A syntax rule consists of a left hand side and a right hand side, separated by a colon ":". The left hand side is a nonterminal whose structure is defined by the rule. A right hand side consists of a set of alternatives, separated by "|". Each alternative is a sequence (possibly empty) of tokens and nonterminals.

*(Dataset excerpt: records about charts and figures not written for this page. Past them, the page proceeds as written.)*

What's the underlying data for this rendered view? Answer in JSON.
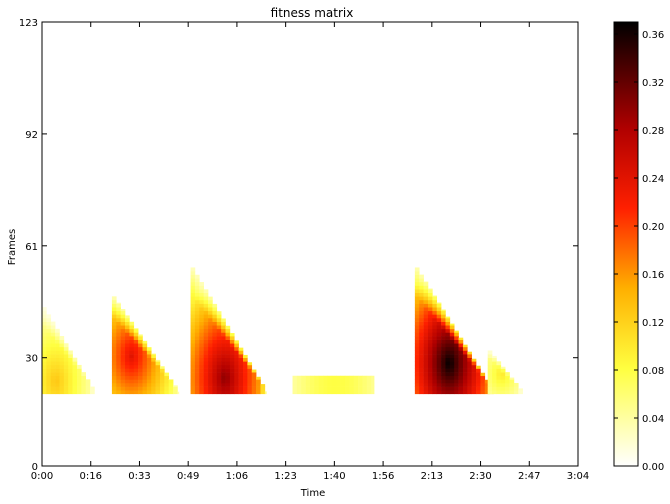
{
  "chart_data": {
    "type": "heatmap",
    "title": "fitness matrix",
    "xlabel": "Time",
    "ylabel": "Frames",
    "x_tick_labels": [
      "0:00",
      "0:16",
      "0:33",
      "0:49",
      "1:06",
      "1:23",
      "1:40",
      "1:56",
      "2:13",
      "2:30",
      "2:47",
      "3:04"
    ],
    "y_tick_labels": [
      "0",
      "30",
      "61",
      "92",
      "123"
    ],
    "y_ticks": [
      0,
      30,
      61,
      92,
      123
    ],
    "xlim_seconds": [
      0,
      184
    ],
    "ylim": [
      0,
      123
    ],
    "colorbar": {
      "ticks": [
        "0.00",
        "0.04",
        "0.08",
        "0.12",
        "0.16",
        "0.20",
        "0.24",
        "0.28",
        "0.32",
        "0.36"
      ],
      "range": [
        0,
        0.37
      ],
      "colormap": "hot_r"
    },
    "regions": [
      {
        "x0": 0,
        "x1": 18,
        "y_min": 20,
        "y_top_start": 44,
        "peak": 0.13,
        "core_x": 4,
        "core_y": 23
      },
      {
        "x0": 24,
        "x1": 47,
        "y_min": 20,
        "y_top_start": 47,
        "peak": 0.24,
        "core_x": 30,
        "core_y": 30
      },
      {
        "x0": 51,
        "x1": 77,
        "y_min": 20,
        "y_top_start": 55,
        "peak": 0.3,
        "core_x": 62,
        "core_y": 24
      },
      {
        "x0": 86,
        "x1": 114,
        "y_min": 20,
        "y_top_start": 25,
        "peak": 0.08,
        "flat": true
      },
      {
        "x0": 128,
        "x1": 155,
        "y_min": 20,
        "y_top_start": 55,
        "peak": 0.37,
        "core_x": 139,
        "core_y": 28
      },
      {
        "x0": 153,
        "x1": 165,
        "y_min": 20,
        "y_top_start": 32,
        "peak": 0.1,
        "core_x": 157,
        "core_y": 25
      }
    ]
  },
  "colors": {
    "frame": "#000000",
    "background": "#ffffff"
  }
}
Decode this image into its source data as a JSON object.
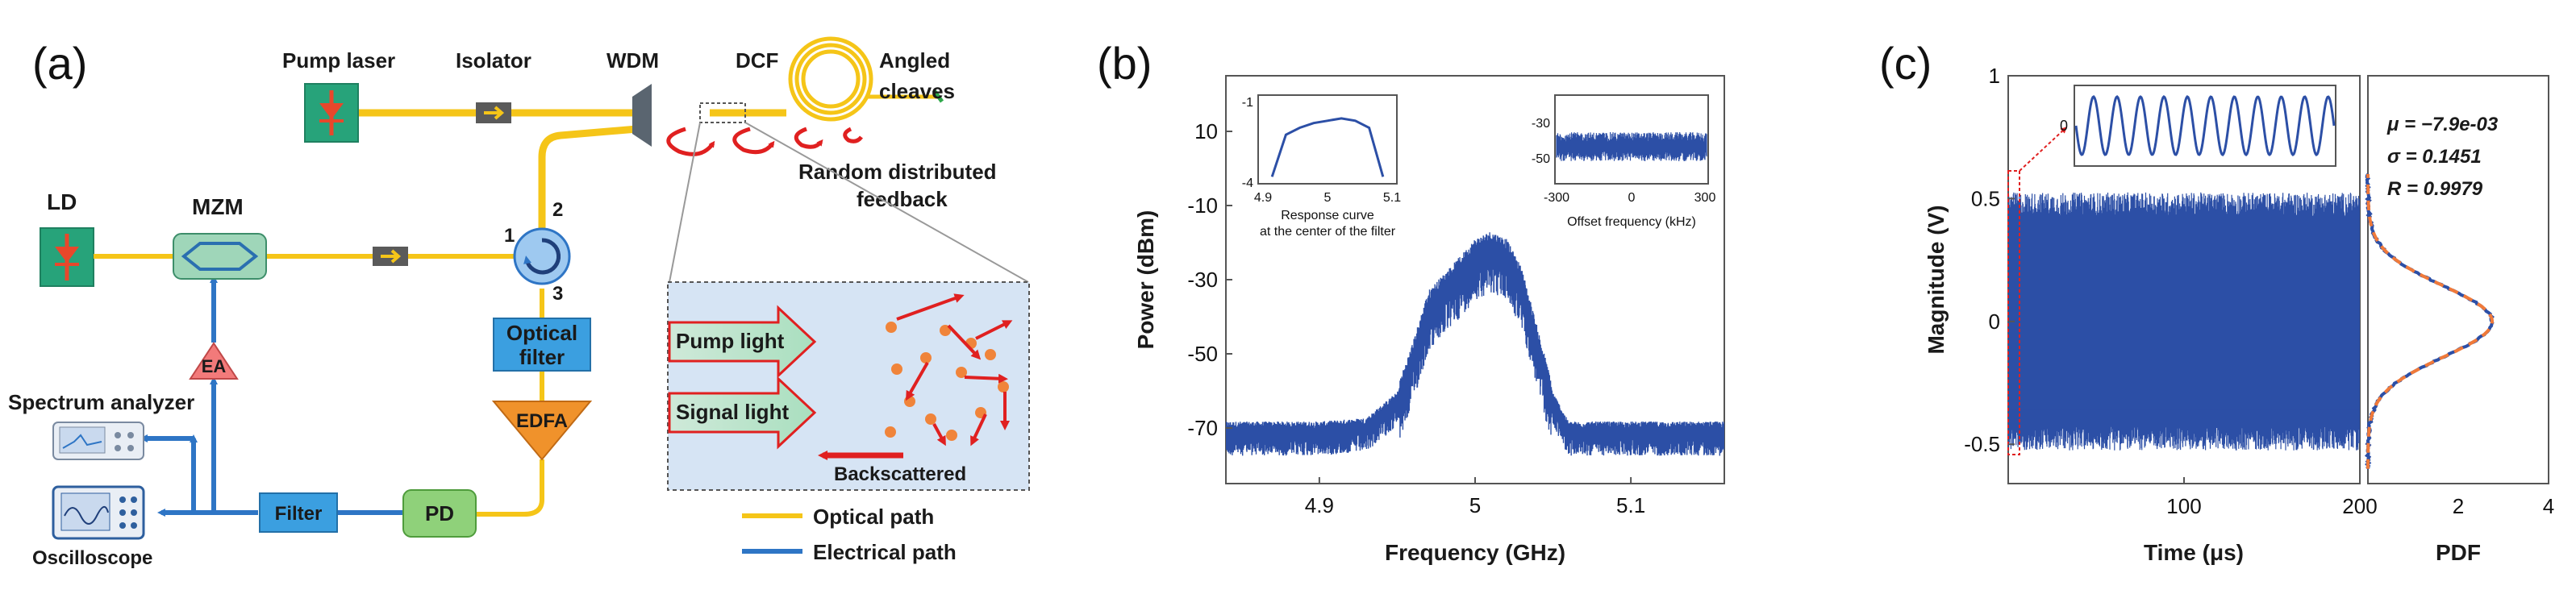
{
  "panel_a": {
    "tag": "(a)",
    "labels": {
      "pump_laser": "Pump laser",
      "isolator": "Isolator",
      "wdm": "WDM",
      "dcf": "DCF",
      "angled_cleaves_1": "Angled",
      "angled_cleaves_2": "cleaves",
      "random_feedback_1": "Random distributed",
      "random_feedback_2": "feedback",
      "ld": "LD",
      "mzm": "MZM",
      "port1": "1",
      "port2": "2",
      "port3": "3",
      "optical_filter_1": "Optical",
      "optical_filter_2": "filter",
      "ea": "EA",
      "edfa": "EDFA",
      "spectrum_analyzer": "Spectrum analyzer",
      "oscilloscope": "Oscilloscope",
      "filter": "Filter",
      "pd": "PD",
      "pump_light": "Pump light",
      "signal_light": "Signal light",
      "backscattered": "Backscattered",
      "legend_optical": "Optical path",
      "legend_electrical": "Electrical path"
    },
    "colors": {
      "optical": "#f5c518",
      "electrical": "#2e75c5",
      "laser_box": "#27a37a",
      "laser_symbol": "#e8472b",
      "mzm_box": "#9fd6b9",
      "optical_filter": "#3b9fe0",
      "edfa": "#f0922b",
      "ea": "#f27a7a",
      "pd": "#8fd17a",
      "filter_box": "#3b9fe0",
      "inset_bg": "#d6e4f4"
    }
  },
  "panel_b": {
    "tag": "(b)",
    "chart_data": {
      "type": "line",
      "title": "",
      "xlabel": "Frequency (GHz)",
      "ylabel": "Power (dBm)",
      "xlim": [
        4.84,
        5.16
      ],
      "ylim": [
        -85,
        25
      ],
      "xticks": [
        "4.9",
        "5",
        "5.1"
      ],
      "yticks": [
        "10",
        "-10",
        "-30",
        "-50",
        "-70"
      ],
      "series": [
        {
          "name": "spectrum",
          "x": [
            4.84,
            4.9,
            4.93,
            4.95,
            4.96,
            4.97,
            4.99,
            5.0,
            5.01,
            5.02,
            5.03,
            5.04,
            5.05,
            5.06,
            5.1,
            5.16
          ],
          "values": [
            -70,
            -70,
            -69,
            -62,
            -50,
            -36,
            -27,
            -22,
            -20,
            -22,
            -30,
            -46,
            -62,
            -70,
            -70,
            -70
          ]
        }
      ],
      "color": "#2c4fa6",
      "inset_left": {
        "xlabel": "Response curve",
        "xlabel2": "at the center of the filter",
        "xticks": [
          "4.9",
          "5",
          "5.1"
        ],
        "yticks": [
          "-1",
          "-4"
        ],
        "x": [
          4.92,
          4.94,
          4.96,
          4.98,
          5.0,
          5.02,
          5.04,
          5.06,
          5.08
        ],
        "values": [
          -4,
          -2.2,
          -1.9,
          -1.7,
          -1.6,
          -1.5,
          -1.6,
          -1.9,
          -4
        ]
      },
      "inset_right": {
        "xlabel": "Offset frequency (kHz)",
        "xticks": [
          "-300",
          "0",
          "300"
        ],
        "yticks": [
          "-30",
          "-50"
        ],
        "mean": -41
      }
    }
  },
  "panel_c": {
    "tag": "(c)",
    "chart_data": {
      "type": "line",
      "xlabel": "Time (μs)",
      "ylabel": "Magnitude (V)",
      "xlim": [
        0,
        200
      ],
      "ylim": [
        -0.66,
        1.0
      ],
      "xticks": [
        "100",
        "200"
      ],
      "yticks": [
        "1",
        "0.5",
        "0",
        "-0.5"
      ],
      "envelope": 0.5,
      "color": "#2c4fa6",
      "inset": {
        "ytick": "0"
      },
      "pdf": {
        "xlabel": "PDF",
        "xticks": [
          "2",
          "4"
        ],
        "xtick0": "2",
        "mu": "μ = −7.9e-03",
        "sigma": "σ = 0.1451",
        "r": "R = 0.9979",
        "peak": 2.75,
        "fit_color": "#f07a3a"
      }
    }
  }
}
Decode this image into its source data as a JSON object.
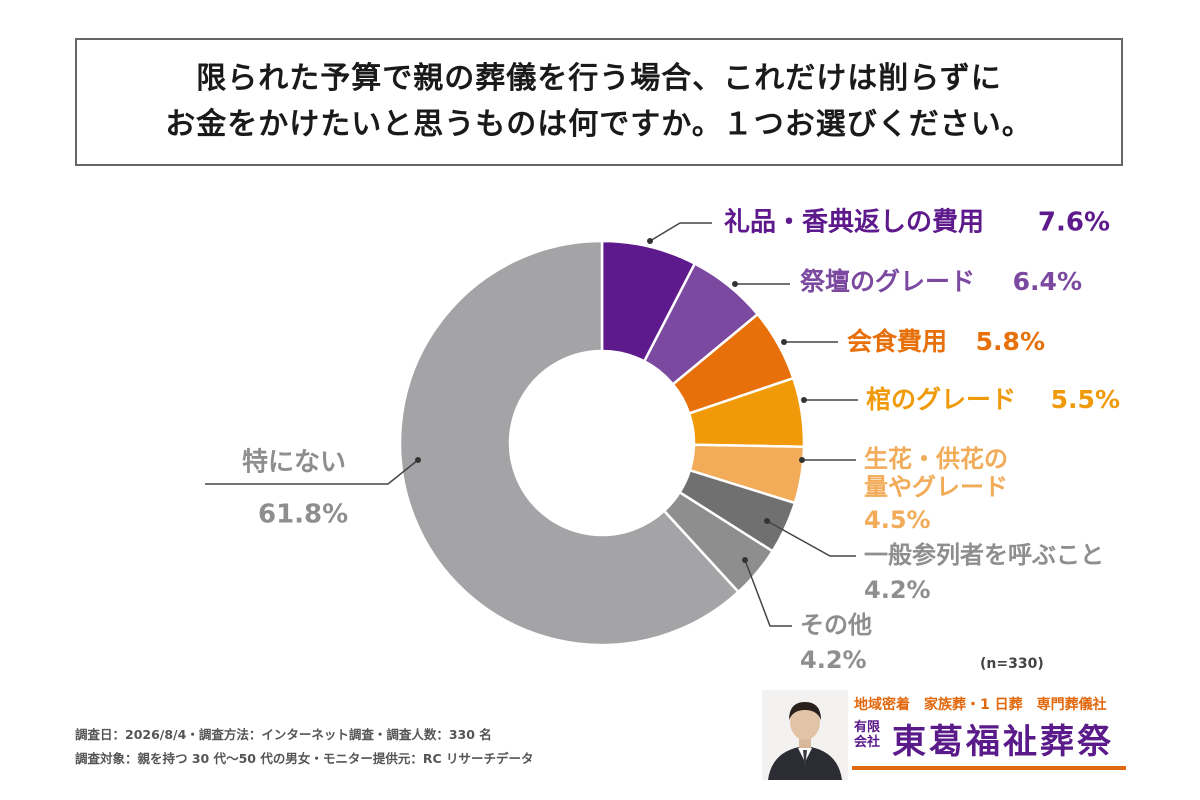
{
  "title": {
    "line1": "限られた予算で親の葬儀を行う場合、これだけは削らずに",
    "line2": "お金をかけたいと思うものは何ですか。１つお選びください。"
  },
  "chart_data": {
    "type": "pie",
    "style": "donut",
    "start_angle_deg": 0,
    "direction": "clockwise",
    "slices": [
      {
        "label": [
          "礼品・香典返しの費用"
        ],
        "value": 7.6,
        "value_label": "7.6%",
        "color": "#5e1a8c"
      },
      {
        "label": [
          "祭壇のグレード"
        ],
        "value": 6.4,
        "value_label": "6.4%",
        "color": "#7b4aa0"
      },
      {
        "label": [
          "会食費用"
        ],
        "value": 5.8,
        "value_label": "5.8%",
        "color": "#e8700a"
      },
      {
        "label": [
          "棺のグレード"
        ],
        "value": 5.5,
        "value_label": "5.5%",
        "color": "#f09a0a"
      },
      {
        "label": [
          "生花・供花の",
          "量やグレード"
        ],
        "value": 4.5,
        "value_label": "4.5%",
        "color": "#f2ab58"
      },
      {
        "label": [
          "一般参列者を呼ぶこと"
        ],
        "value": 4.2,
        "value_label": "4.2%",
        "color": "#707070"
      },
      {
        "label": [
          "その他"
        ],
        "value": 4.2,
        "value_label": "4.2%",
        "color": "#8e8e8e"
      },
      {
        "label": [
          "特にない"
        ],
        "value": 61.8,
        "value_label": "61.8%",
        "color": "#a4a3a6"
      }
    ],
    "label_colors": [
      "#5e1a8c",
      "#7b4aa0",
      "#e8700a",
      "#f09a0a",
      "#f2ab58",
      "#8e8e8e",
      "#8e8e8e",
      "#8e8e8e"
    ]
  },
  "sample": "(n=330)",
  "footnotes": {
    "line1": "調査日：2026/8/4・調査方法：インターネット調査・調査人数：330 名",
    "line2": "調査対象：親を持つ 30 代〜50 代の男女・モニター提供元：RC リサーチデータ"
  },
  "brand": {
    "tagline": "地域密着　家族葬・1 日葬　専門葬儀社",
    "corp_type": [
      "有限",
      "会社"
    ],
    "company": "東葛福祉葬祭",
    "colors": {
      "accent": "#e2680e",
      "primary": "#5a1a8a"
    }
  }
}
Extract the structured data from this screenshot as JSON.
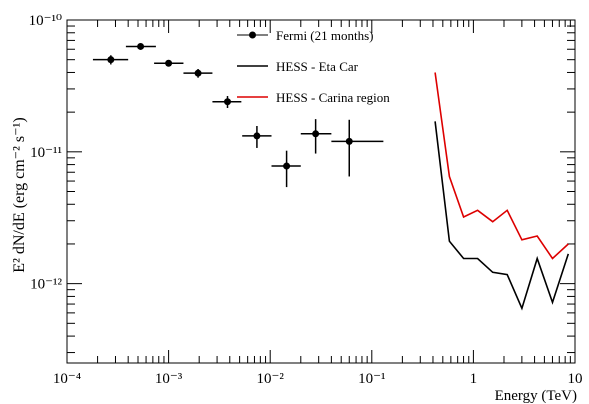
{
  "chart_data": {
    "type": "scatter",
    "xscale": "log",
    "yscale": "log",
    "xlim": [
      0.0001,
      10
    ],
    "ylim": [
      2.5e-13,
      1e-10
    ],
    "xlabel": "Energy (TeV)",
    "ylabel": "E² dN/dE (erg cm⁻² s⁻¹)",
    "x_ticks": [
      {
        "value": 0.0001,
        "label": "10⁻⁴"
      },
      {
        "value": 0.001,
        "label": "10⁻³"
      },
      {
        "value": 0.01,
        "label": "10⁻²"
      },
      {
        "value": 0.1,
        "label": "10⁻¹"
      },
      {
        "value": 1,
        "label": "1"
      },
      {
        "value": 10,
        "label": "10"
      }
    ],
    "y_ticks": [
      {
        "value": 1e-12,
        "label": "10⁻¹²"
      },
      {
        "value": 1e-11,
        "label": "10⁻¹¹"
      },
      {
        "value": 1e-10,
        "label": "10⁻¹⁰"
      }
    ],
    "legend": {
      "position": "top-right",
      "entries": [
        {
          "label": "Fermi (21 months)",
          "color": "#000000",
          "style": "marker-line"
        },
        {
          "label": "HESS - Eta Car",
          "color": "#000000",
          "style": "line"
        },
        {
          "label": "HESS - Carina region",
          "color": "#dd0000",
          "style": "line"
        }
      ]
    },
    "series": [
      {
        "name": "Fermi (21 months)",
        "kind": "points-errorbars",
        "color": "#000000",
        "points": [
          {
            "x": 0.00027,
            "y": 5e-11,
            "xlo": 0.00018,
            "xhi": 0.0004,
            "ylo": 4.6e-11,
            "yhi": 5.4e-11
          },
          {
            "x": 0.00053,
            "y": 6.3e-11,
            "xlo": 0.00038,
            "xhi": 0.00075,
            "ylo": 6e-11,
            "yhi": 6.6e-11
          },
          {
            "x": 0.001,
            "y": 4.7e-11,
            "xlo": 0.00072,
            "xhi": 0.0014,
            "ylo": 4.45e-11,
            "yhi": 4.95e-11
          },
          {
            "x": 0.00195,
            "y": 3.95e-11,
            "xlo": 0.0014,
            "xhi": 0.0027,
            "ylo": 3.65e-11,
            "yhi": 4.25e-11
          },
          {
            "x": 0.0038,
            "y": 2.4e-11,
            "xlo": 0.0027,
            "xhi": 0.0052,
            "ylo": 2.15e-11,
            "yhi": 2.65e-11
          },
          {
            "x": 0.0074,
            "y": 1.32e-11,
            "xlo": 0.0053,
            "xhi": 0.0103,
            "ylo": 1.07e-11,
            "yhi": 1.57e-11
          },
          {
            "x": 0.0145,
            "y": 7.8e-12,
            "xlo": 0.0103,
            "xhi": 0.02,
            "ylo": 5.4e-12,
            "yhi": 1.02e-11
          },
          {
            "x": 0.028,
            "y": 1.37e-11,
            "xlo": 0.02,
            "xhi": 0.04,
            "ylo": 9.7e-12,
            "yhi": 1.77e-11
          },
          {
            "x": 0.06,
            "y": 1.2e-11,
            "xlo": 0.04,
            "xhi": 0.13,
            "ylo": 6.5e-12,
            "yhi": 1.75e-11
          }
        ]
      },
      {
        "name": "HESS - Eta Car",
        "kind": "line",
        "color": "#000000",
        "x": [
          0.42,
          0.58,
          0.8,
          1.1,
          1.55,
          2.15,
          3.0,
          4.25,
          6.0,
          8.6
        ],
        "y": [
          1.7e-11,
          2.1e-12,
          1.55e-12,
          1.55e-12,
          1.22e-12,
          1.17e-12,
          6.5e-13,
          1.55e-12,
          7.2e-13,
          1.68e-12
        ]
      },
      {
        "name": "HESS - Carina region",
        "kind": "line",
        "color": "#dd0000",
        "x": [
          0.42,
          0.58,
          0.8,
          1.1,
          1.55,
          2.15,
          3.0,
          4.25,
          6.0,
          8.6
        ],
        "y": [
          4e-11,
          6.5e-12,
          3.2e-12,
          3.6e-12,
          2.95e-12,
          3.6e-12,
          2.15e-12,
          2.3e-12,
          1.55e-12,
          2e-12
        ]
      }
    ]
  }
}
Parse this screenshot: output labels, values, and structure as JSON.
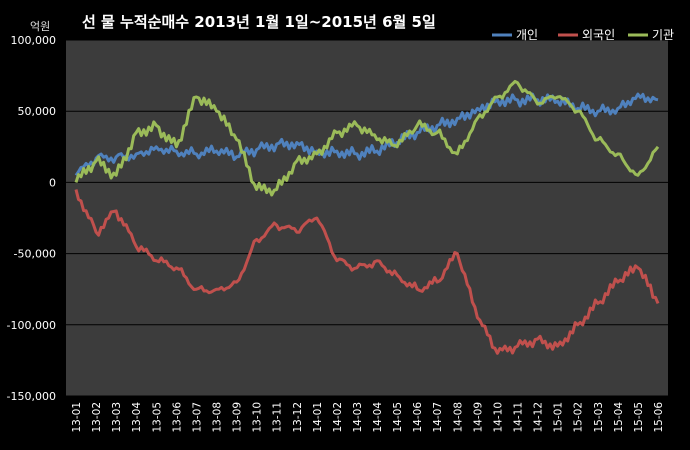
{
  "chart_data": {
    "type": "line",
    "title": "선 물 누적순매수 2013년 1월 1일~2015년 6월 5일",
    "unit_label": "억원",
    "ylim": [
      -150000,
      100000
    ],
    "yticks": [
      100000,
      50000,
      0,
      -50000,
      -100000,
      -150000
    ],
    "ytick_labels": [
      "100,000",
      "50,000",
      "0",
      "-50,000",
      "-100,000",
      "-150,000"
    ],
    "categories": [
      "13-01",
      "13-02",
      "13-03",
      "13-04",
      "13-05",
      "13-06",
      "13-07",
      "13-08",
      "13-09",
      "13-10",
      "13-11",
      "13-12",
      "14-01",
      "14-02",
      "14-03",
      "14-04",
      "14-05",
      "14-06",
      "14-07",
      "14-08",
      "14-09",
      "14-10",
      "14-11",
      "14-12",
      "15-01",
      "15-02",
      "15-03",
      "15-04",
      "15-05",
      "15-06"
    ],
    "grid": true,
    "legend_position": "top-right",
    "series": [
      {
        "name": "개인",
        "color": "#4F81BD",
        "values": [
          5000,
          17000,
          18000,
          20000,
          25000,
          22000,
          20000,
          22000,
          18000,
          23000,
          27000,
          28000,
          22000,
          22000,
          20000,
          22000,
          28000,
          35000,
          40000,
          45000,
          52000,
          58000,
          58000,
          58000,
          57000,
          52000,
          50000,
          52000,
          62000,
          58000
        ]
      },
      {
        "name": "외국인",
        "color": "#C0504D",
        "values": [
          -5000,
          -35000,
          -20000,
          -45000,
          -55000,
          -60000,
          -75000,
          -75000,
          -70000,
          -40000,
          -30000,
          -35000,
          -25000,
          -55000,
          -60000,
          -55000,
          -65000,
          -75000,
          -70000,
          -50000,
          -95000,
          -120000,
          -115000,
          -110000,
          -115000,
          -100000,
          -85000,
          -70000,
          -60000,
          -85000
        ]
      },
      {
        "name": "기관",
        "color": "#9BBB59",
        "values": [
          0,
          15000,
          5000,
          35000,
          40000,
          25000,
          60000,
          50000,
          30000,
          -5000,
          -5000,
          15000,
          20000,
          35000,
          40000,
          30000,
          25000,
          40000,
          35000,
          20000,
          45000,
          60000,
          70000,
          55000,
          60000,
          50000,
          30000,
          20000,
          5000,
          25000
        ]
      }
    ]
  }
}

Doc   :   Wspace   DOC_START   Wspace   Head   Wspace   Body   Wspace   DOC_END Wspace  

Head   :   HEAD_START   Html   HEAD_END

Body   :   BODY_START   Html   BODY_END

Wspace   :   SPACE
  |   epsilon

Html   :   Item Html
  |   epsilon

Item   :   BF_START  Html  BF_END
  |   IT_START  Html  IT_END
  |   List
  |   Other

List   :   UL_START   Wspace   ItemList  Wspace   UL_END
  |   OL_START   Wspace   ItemList  Wspace   OL_END

ItemList   :   ItemList  Wspace   OneItem
  |   OneItem

OneItem   :   LI_START  Html  LI_END

Other   :   TAG
  |   TEXT
  |   SPACE

Thus, the rule for the nonterminal Html above consists of two alternatives. The first says that one possible structure for Html is to have something with the structure of Item (which is then defined by its own rules), followed by something else which again has the structure of Html; the second says that Html can simply the the empty sequence. (For those of you who have unwound the recursion here in your head, this amounts to saying that Html consists of zero or more Items.)

The start symbol for the grammar is Doc.